La Commune des écrivains. Paris, 1871 : vivre et écrire l’insurrection

À l’occasion des 150 ans de la Commune de Paris, une anthologie littéraire de cet événement vient de paraître. Dans sa préface, ses auteurs reviennent sur les frontières entre archive et littérature et sur les héritages multiples de cet événement singulier.

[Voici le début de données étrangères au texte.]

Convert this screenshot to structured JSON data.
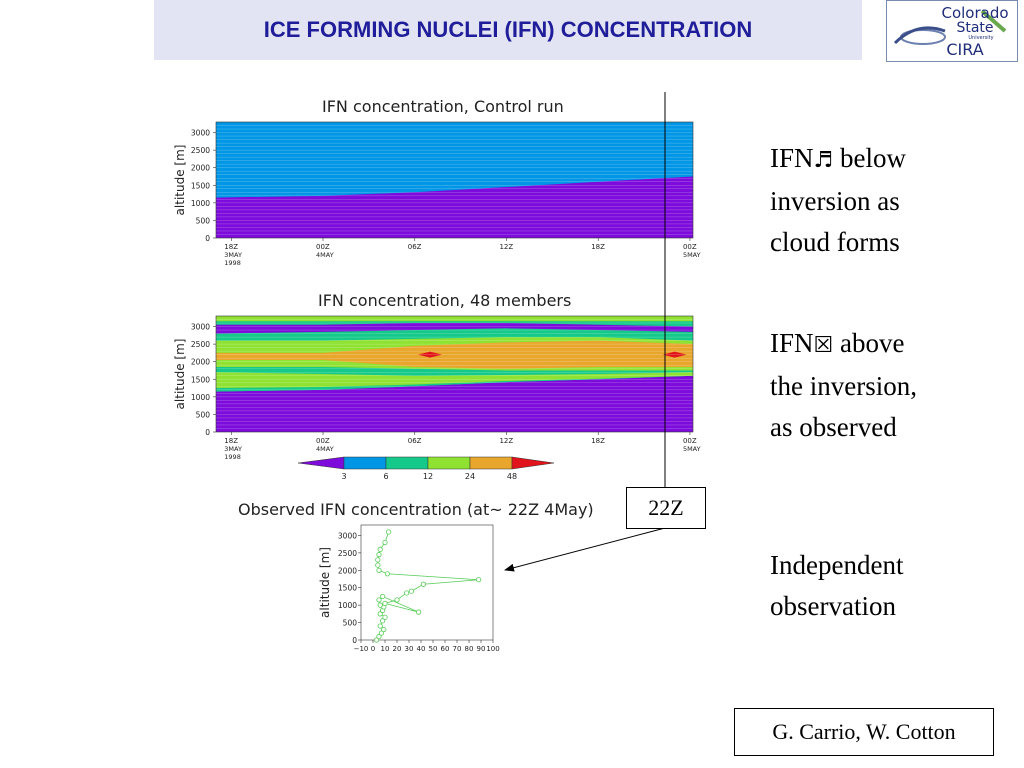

Édition de Jordi Brahamcha-Marin et Alice De Charentenay, La Commune des écrivains. Paris, 1871 : vivre et écrire l'insurrection, Paris, Gallimard, «Folio Classique», 2021, 800 pages, ISBN 9782072872341, URL http://www.gallimard.fr/Catalogue/GALLIMARD/Folio/Folio-classique/La-Commune-des-ecrivains

Aux premières heures du 18 mars 1871, Adolphe Thiers, chef provisoire du pouvoir exécutif de la République française, envoie l’armée se saisir des canons que la Garde nationale couve jalousement à Belleville, Montmartre et Ménilmontant. Des mois de siège imposés par les Prussiens, un « gouvernement de la Défense nationale » soupçonné de passivité, une Assemblée nationale fraîchement élue mais acquise à la droite monarchiste, ont exaspéré le peuple parisien. Considérant que ces canons qu’il a payés lui appartiennent, Paris refuse de les céder – c’est-à-dire d’obéir en prêtant allégeance à Thiers. L’insurrection éclate. C’est le début d’une révolution qui durera soixante-douze jours et sera finalement réprimée dans le sang entre le 21 et le 28 mai, au cours de la « Semaine sanglante ». Pendant ces deux mois, la Commune de Paris met en place une expérience de démocratie directe et de solidarité économique, poussant très loin (jusqu’aux chefs militaires) le principe de l’élection, adoptant en quelques semaines des réformes politiques et sociales souvent radicales, portant au pouvoir des représentants des classes populaires et de la petite bourgeoisie, suscitant dans Paris insurgé une effervescence politique dans une multitude de clubs. Elle inspire d’autres insurrections communalistes en France (Lyon, Marseille, Le Creusot…) qui ne durent, elles, que quelques jours, et dont la trace dans les imaginaires fut naturellement moins durable. Car si courte qu’elle ait été, si modeste qu’ait pu être, faute de temps, son action proprement socialiste, quelles qu’aient été ses erreurs, ses fautes tactiques et stratégiques, ses négligences coupables, la Commune de Paris occupe dans l’histoire et dans les mémoires la place lumineuse d’un événement fondateur, dont se réclameront ensuite, souvent sur le mode d’une fidélité critique, bien des révolution du vingtième siècle, qu’elles s’appellent spartakistes, bolcheviques ou maoïstes.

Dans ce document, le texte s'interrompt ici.